C’est l’objet de notre récent appel des 44. Sur les 11 000 (qui seraient plutôt 15 000) suicides en France, il faut savoir que
un suicide sur deux est la récidive d’une première tentative.
Il faut absolument mieux identifier ces suicides pour mieux les prévenir.
Je suis absolument d’accord avec cette démarche, mais j’ajoute qu’un salarié qui se suicide fait la une des médias, un artisan, un entrefilet.
La PME est la grande oubliée de notre temps. A noter aussi que le licenciement préventif n’existe pas en PME, c’est aussi le résultat d’une démarche très différente d’un petit patron vis à vis de ses salariés.
Il faut développer toutes les formes d’écoute.
Il faut développer une vigilance partagée.
L’exemple des salariés sentinelles au Canada a fait baisser le suicide de 30%. Il est important d’ajouter qu’il faut absolument faire la guerre à une grande idée fausse en management : le stress crée de la performance.

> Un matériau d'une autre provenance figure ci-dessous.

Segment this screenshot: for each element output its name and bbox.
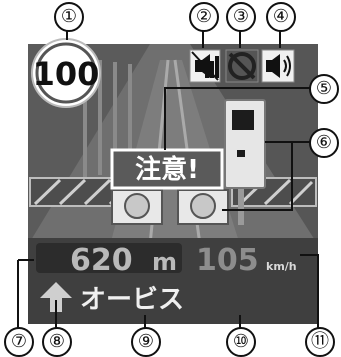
display-illustration: 注意! 100 620 m 105 km/h オービス	[17, 26, 319, 330]
callout-11: ⑪	[305, 327, 335, 357]
callout-1: ①	[54, 2, 84, 32]
speed-unit: km/h	[266, 260, 297, 273]
alert-label: オービス	[80, 285, 184, 315]
callout-2: ②	[189, 2, 219, 32]
callout-3: ③	[226, 2, 256, 32]
callout-8: ⑧	[42, 327, 72, 357]
gps-off-icon	[225, 49, 259, 83]
caution-label: 注意!	[135, 154, 199, 185]
distance-unit: m	[152, 248, 177, 276]
speed-value: 105	[196, 243, 259, 278]
callout-10: ⑩	[226, 327, 256, 357]
figure: 注意! 100 620 m 105 km/h オービス ① ② ③ ④ ⑤ ⑥ …	[0, 0, 341, 357]
speed-limit-value: 100	[33, 55, 100, 93]
speaker-volume-icon	[261, 49, 295, 83]
callout-7: ⑦	[4, 327, 34, 357]
callout-9: ⑨	[131, 327, 161, 357]
callout-5: ⑤	[309, 74, 339, 104]
distance-value: 620	[70, 243, 133, 278]
callout-6: ⑥	[309, 128, 339, 158]
callout-4: ④	[266, 2, 296, 32]
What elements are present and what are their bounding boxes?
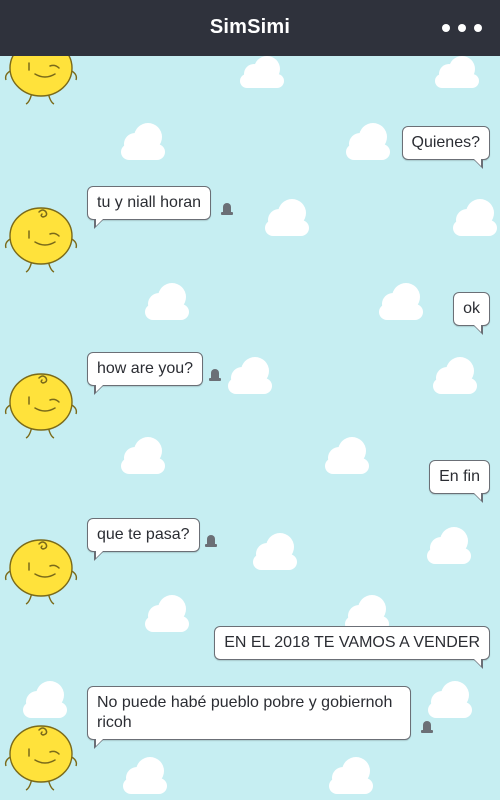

C’est une grave erreur, le stress ne stimule pas les salariés, il les détruit.
Je suis toujours sceptique sur la notion d’écoute en entreprise, car ceux qui agissent ne sont pas ceux qui entendent, quand bien même ils écoutent. Et ceux là ne voudront pas remettre en cause l’organisation.
Je crois beaucoup plus fortement à 2 pistes qui vont vraiment contraindre l’entreprise : la piste économique (les suicides coûtent chers) et la piste juridique (les entreprises commencent à être condamnées à des lourdes peines par les tribunaux).
En ce qui concerne la convivialité, il faut retrouver des espaces de temps qui lui seront consacrés.
Il faut retrouver du temps qui ne sert à rien… et qui pourtant, est essentiel.